ConsensusConsensus RangeActualPrevious
Year over Year6.4%6.4% to 6.8%7.8%8.4%

Highlights

India's gross domestic product expanded 7.8 percent on the year in the three months to March, slowing from an increase of 8.4 percent in the three months to December. Monthly industrial production and PMI survey data showed solid growth over this period, with PMI survey data for May to be published in coming days.

At its most recent meeting earlier this month, the Reserve Bank of India's Monetary Policy Committee left the benchmark repurchase rate unchanged at 6.50 percent. Officials advised then that they expect growth to remain supported by investment demand and an improved outlook for consumer spending. They concluded that"monetary policy must continue to be actively disinflationary", suggesting that upside risks to the inflation outlook will likely remain their primary focus in upcoming meetings.

Market Consensus Before Announcement

India's GDP is expected to show the year-over-year rate of economic growth slowed to 6.4 percent in the first quarter from 8.4 percent in the previous quarter, which was the strongest growth in six quarters.

Definition

Gross domestic product (GDP) is the broadest measure of aggregate economic activity and encompasses every sector of the economy. Annual growth rates, the main focus, are released on a quarterly basis, normally around the end of the second month after the reference period. However, recent methodological changes have raised some doubts about of the accuracy of the data.

Description

GDP is the all inclusive measure of economic activity. Investors need to closely track the economy because it usually dictates how investments will perform. Stock market investors like to see healthy economic growth because robust business activity translates to higher corporate profits. The GDP report paints an image of the overall economy and tells investors about important trends within the big picture.

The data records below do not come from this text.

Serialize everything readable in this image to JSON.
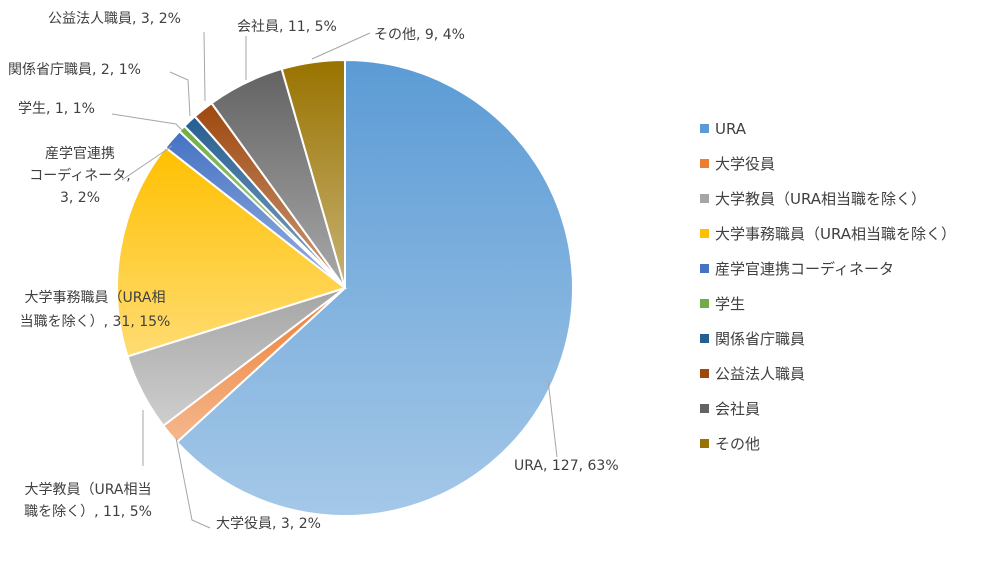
{
  "chart_data": {
    "type": "pie",
    "categories": [
      "URA",
      "大学役員",
      "大学教員（URA相当職を除く）",
      "大学事務職員（URA相当職を除く）",
      "産学官連携コーディネータ",
      "学生",
      "関係省庁職員",
      "公益法人職員",
      "会社員",
      "その他"
    ],
    "values": [
      127,
      3,
      11,
      31,
      3,
      1,
      2,
      3,
      11,
      9
    ],
    "percents": [
      63,
      2,
      5,
      15,
      2,
      1,
      1,
      2,
      5,
      4
    ],
    "colors": [
      "#5b9bd5",
      "#ed7d31",
      "#a5a5a5",
      "#ffc000",
      "#4472c4",
      "#70ad47",
      "#255e91",
      "#9e480e",
      "#636363",
      "#997300"
    ],
    "data_labels": [
      [
        "URA, 127, 63%"
      ],
      [
        "大学役員, 3, 2%"
      ],
      [
        "大学教員（URA相当",
        "職を除く）, 11, 5%"
      ],
      [
        "大学事務職員（URA相",
        "当職を除く）, 31, 15%"
      ],
      [
        "産学官連携",
        "コーディネータ,",
        "3, 2%"
      ],
      [
        "学生, 1, 1%"
      ],
      [
        "関係省庁職員, 2, 1%"
      ],
      [
        "公益法人職員, 3, 2%"
      ],
      [
        "会社員, 11, 5%"
      ],
      [
        "その他, 9, 4%"
      ]
    ],
    "legend_position": "right",
    "start_angle": "top, clockwise"
  }
}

Each financial market reacts differently to GDP data because of their focus. For example, equity market participants cheer healthy economic growth because it improves the corporate profit outlook while weak growth generally means anemic earnings. Equities generally drop on disappointing growth and climb on good growth prospects. Bond or fixed income markets are contrarians. They prefer weak growth so that there is less of a chance of higher central bank interest rates and inflation. When GDP growth is poor or negative it indicates anemic or negative economic activity. Bond prices will rise and interest rates will fall. When growth is positive and good, interest rates will be higher and bond prices lower. Currency traders prefer healthy growth and higher interest rates. Both lead to increased demand for a local currency. However, inflationary pressures put pressure on a currency regardless of growth.

The quarterly national accounts series are not published in seasonally adjusted form. The publications contain growth rates in comparison with the corresponding quarter of the previous year. The Quarterly Gross Domestic Product (QGDP) estimates are now released by the CSO on the last working day after two months of the end of a quarter. Data are for the prior quarter. Data released on February 28, 2013 are for the fourth quarter 2012.

To the extent that it was feasible, the accounts implemented the recommendations of the System of National Accounts (SNA), 1993 and 2008 prepared under the auspices of the Inter Secretariat Working Group on National Accounts comprising of the European Communities (EUROSTAT), International Monetary Fund (IMF), Organisation for Economic Cooperation and Development (OECD) United Nations and the World Bank.